In 1997 he was appointed Director-General of the Treasury and later served as Secretary of State assisting the Minister of Finance.

Between 1999 and 2003 he served as Governor of the Bank of Cape Verde.

He later worked in the financial and business sectors, including as a board member of the Tecnicil Group and managing director of Banco Montepio Geral Cabo Verde.

Correia has also served as a visiting professor of economics at the Instituto Superior de Ciências Jurídicas e Sociais.

== Political activity ==
In April 2016 he joined the government led by Ulisses Correia e Silva as Minister of Finance and Business Development.

Since 2018 he has also overseen the portfolio of the Digital Economy.

In 2021 he was appointed Deputy Prime Minister of Cape Verde.

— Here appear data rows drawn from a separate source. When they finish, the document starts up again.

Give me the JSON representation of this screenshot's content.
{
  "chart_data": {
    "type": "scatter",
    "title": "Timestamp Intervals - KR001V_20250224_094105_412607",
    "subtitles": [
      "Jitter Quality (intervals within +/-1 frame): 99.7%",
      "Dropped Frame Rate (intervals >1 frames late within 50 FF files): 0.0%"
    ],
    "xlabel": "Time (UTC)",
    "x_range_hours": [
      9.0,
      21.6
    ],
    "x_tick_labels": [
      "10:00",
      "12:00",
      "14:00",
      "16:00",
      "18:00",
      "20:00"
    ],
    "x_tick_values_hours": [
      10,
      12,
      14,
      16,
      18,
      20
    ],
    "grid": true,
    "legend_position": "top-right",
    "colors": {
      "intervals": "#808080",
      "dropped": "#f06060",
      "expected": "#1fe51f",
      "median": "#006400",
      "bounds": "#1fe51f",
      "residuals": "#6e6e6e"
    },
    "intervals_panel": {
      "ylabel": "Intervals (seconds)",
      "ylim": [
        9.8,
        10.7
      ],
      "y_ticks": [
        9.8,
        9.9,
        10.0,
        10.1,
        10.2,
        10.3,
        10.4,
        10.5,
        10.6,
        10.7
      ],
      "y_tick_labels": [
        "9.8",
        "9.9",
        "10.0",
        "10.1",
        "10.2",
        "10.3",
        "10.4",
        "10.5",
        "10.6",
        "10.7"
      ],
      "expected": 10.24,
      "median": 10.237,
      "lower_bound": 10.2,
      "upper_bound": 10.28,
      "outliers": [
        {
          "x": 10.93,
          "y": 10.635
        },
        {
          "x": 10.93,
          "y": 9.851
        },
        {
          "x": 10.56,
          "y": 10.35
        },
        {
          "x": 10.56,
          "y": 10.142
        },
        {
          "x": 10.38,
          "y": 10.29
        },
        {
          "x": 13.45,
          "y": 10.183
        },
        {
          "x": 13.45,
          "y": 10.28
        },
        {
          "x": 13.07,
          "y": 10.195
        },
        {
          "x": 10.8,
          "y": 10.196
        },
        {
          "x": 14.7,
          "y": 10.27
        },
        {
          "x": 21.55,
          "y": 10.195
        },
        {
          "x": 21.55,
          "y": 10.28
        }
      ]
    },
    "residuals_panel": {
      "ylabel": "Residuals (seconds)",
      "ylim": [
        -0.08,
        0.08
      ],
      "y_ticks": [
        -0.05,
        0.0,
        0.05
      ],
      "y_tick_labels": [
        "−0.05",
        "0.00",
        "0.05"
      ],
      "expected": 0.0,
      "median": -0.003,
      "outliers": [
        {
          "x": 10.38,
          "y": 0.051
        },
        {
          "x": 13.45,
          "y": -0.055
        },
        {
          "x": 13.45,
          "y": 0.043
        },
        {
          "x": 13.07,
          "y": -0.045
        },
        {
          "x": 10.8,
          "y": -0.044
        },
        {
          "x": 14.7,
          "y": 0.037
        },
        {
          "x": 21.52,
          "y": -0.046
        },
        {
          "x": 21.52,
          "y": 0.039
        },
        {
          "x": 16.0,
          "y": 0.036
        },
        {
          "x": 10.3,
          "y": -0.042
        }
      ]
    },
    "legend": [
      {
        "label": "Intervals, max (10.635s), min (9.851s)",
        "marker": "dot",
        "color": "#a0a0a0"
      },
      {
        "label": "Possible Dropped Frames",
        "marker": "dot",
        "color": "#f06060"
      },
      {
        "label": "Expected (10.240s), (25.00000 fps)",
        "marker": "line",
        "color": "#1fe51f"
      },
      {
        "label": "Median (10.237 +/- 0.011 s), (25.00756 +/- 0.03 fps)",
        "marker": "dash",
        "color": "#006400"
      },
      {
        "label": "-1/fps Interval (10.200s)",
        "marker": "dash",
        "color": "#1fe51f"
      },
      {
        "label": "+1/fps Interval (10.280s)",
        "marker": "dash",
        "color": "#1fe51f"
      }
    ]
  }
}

In February 2025, following a government reorganisation published in the official gazette, the ministry was renamed Ministry of Finance, replacing the previous designation of Ministry of Finance and Business Development.

== Other activities ==
Throughout his career he has held several institutional roles, including member of the Advisory Council of the Bank of Cape Verde, member of the Council of the Republic, and president of the EPIF Football Integral Preparation School Foundation.

In 2022 he was elected President of the Board of Governors of the ECOWAS Bank for Investment and Development (EBID).